A Review-Journal analysis of recent Metro statistics shows violent and property crimes this year in the Bolden area account for about 5 percent of the Las Vegas Valley's total crime, essentially proportional to its share of the population.
That's not to say the area doesn't have its problems. Batson said businesses are often targeted, there have been several homicides in the area this year and new hybrid gangs are taking hold. The Rolling Coast Boys, for example, a hybrid of the Rolling 60s and the West Coast Boys in California, have moved in over the last six months, she said.
But she praised the police department for being on the cutting edge of policing tactics, including community initiatives.
"I think the story to come out of the Rodney King riots is much more about how it changed the relationship between law enforcement and the black community. It also spearheaded the black community to have to address this problem and mobilize in a way they hadn't mobilized," she said, referring to the formation of groups like Community Peace after the riots.

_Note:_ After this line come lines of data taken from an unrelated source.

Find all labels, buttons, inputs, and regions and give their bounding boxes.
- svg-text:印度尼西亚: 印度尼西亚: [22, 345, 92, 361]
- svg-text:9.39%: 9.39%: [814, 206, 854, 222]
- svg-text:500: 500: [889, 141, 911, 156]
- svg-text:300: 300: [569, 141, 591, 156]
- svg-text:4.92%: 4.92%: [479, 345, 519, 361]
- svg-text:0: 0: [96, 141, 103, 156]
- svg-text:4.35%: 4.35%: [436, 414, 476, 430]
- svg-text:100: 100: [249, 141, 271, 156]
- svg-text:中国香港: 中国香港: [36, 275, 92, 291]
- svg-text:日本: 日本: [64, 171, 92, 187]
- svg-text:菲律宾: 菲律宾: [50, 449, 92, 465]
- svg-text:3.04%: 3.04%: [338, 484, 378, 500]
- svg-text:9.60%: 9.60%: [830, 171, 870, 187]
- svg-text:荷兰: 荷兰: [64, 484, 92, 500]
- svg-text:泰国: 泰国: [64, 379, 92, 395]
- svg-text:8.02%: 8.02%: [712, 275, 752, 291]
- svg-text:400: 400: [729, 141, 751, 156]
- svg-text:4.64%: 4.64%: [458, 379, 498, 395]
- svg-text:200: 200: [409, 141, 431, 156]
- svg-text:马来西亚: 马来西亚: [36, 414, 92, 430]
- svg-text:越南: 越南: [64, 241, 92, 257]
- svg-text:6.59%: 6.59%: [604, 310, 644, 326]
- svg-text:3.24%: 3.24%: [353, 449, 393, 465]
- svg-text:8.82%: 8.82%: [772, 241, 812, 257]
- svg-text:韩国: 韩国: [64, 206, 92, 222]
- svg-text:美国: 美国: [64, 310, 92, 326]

Asked if the '92 riots have had a lasting impact on the Westside community, she said that today's youth have a much more recent reference point for the unfair treatment of minorities by police officers – Ferguson, Missouri.
"The youth are going to talk to you about Ferguson. The youth are going to be really detailed about police shootings of black men, and they are going use the last five years worth of those shootings. … Black Lives Matter has been pretty vocal about Las Vegas police shootings of unarmed black men. I've never seen them talk about the riots. I don't know if they even have an institutional history."
- Lucy Hood and Wesley Juhl
West Las Vegas vs. Westside
While the terms are often used interchangeably, they aren't quite the same.
By the city's definition, the Westside is an area within west Las Vegas, bounded by West Bonanza Road to the south; North Rancho Drive to the west; West Lake Mead Boulevard, with an extension to West Carey Avenue surrounding Martin Luther King Boulevard, to the north; and Interstate 15 to the east. It's also sometimes referred to as "the 106" — a reference to the Westside zip code, 89106.
West Las Vegas includes an area that extends farther south surrounding Martin Luther King Boulevard, ending at West Charleston Boulevard, and eastward to Main Street.
Claytee White, director of the Oral History Research Center at UNLV Libraries, said the area's name has undergone "four or five evolutions" over the decades, including West Side — two words — and "Historic Westside" with the re-opening of F Street in 2014.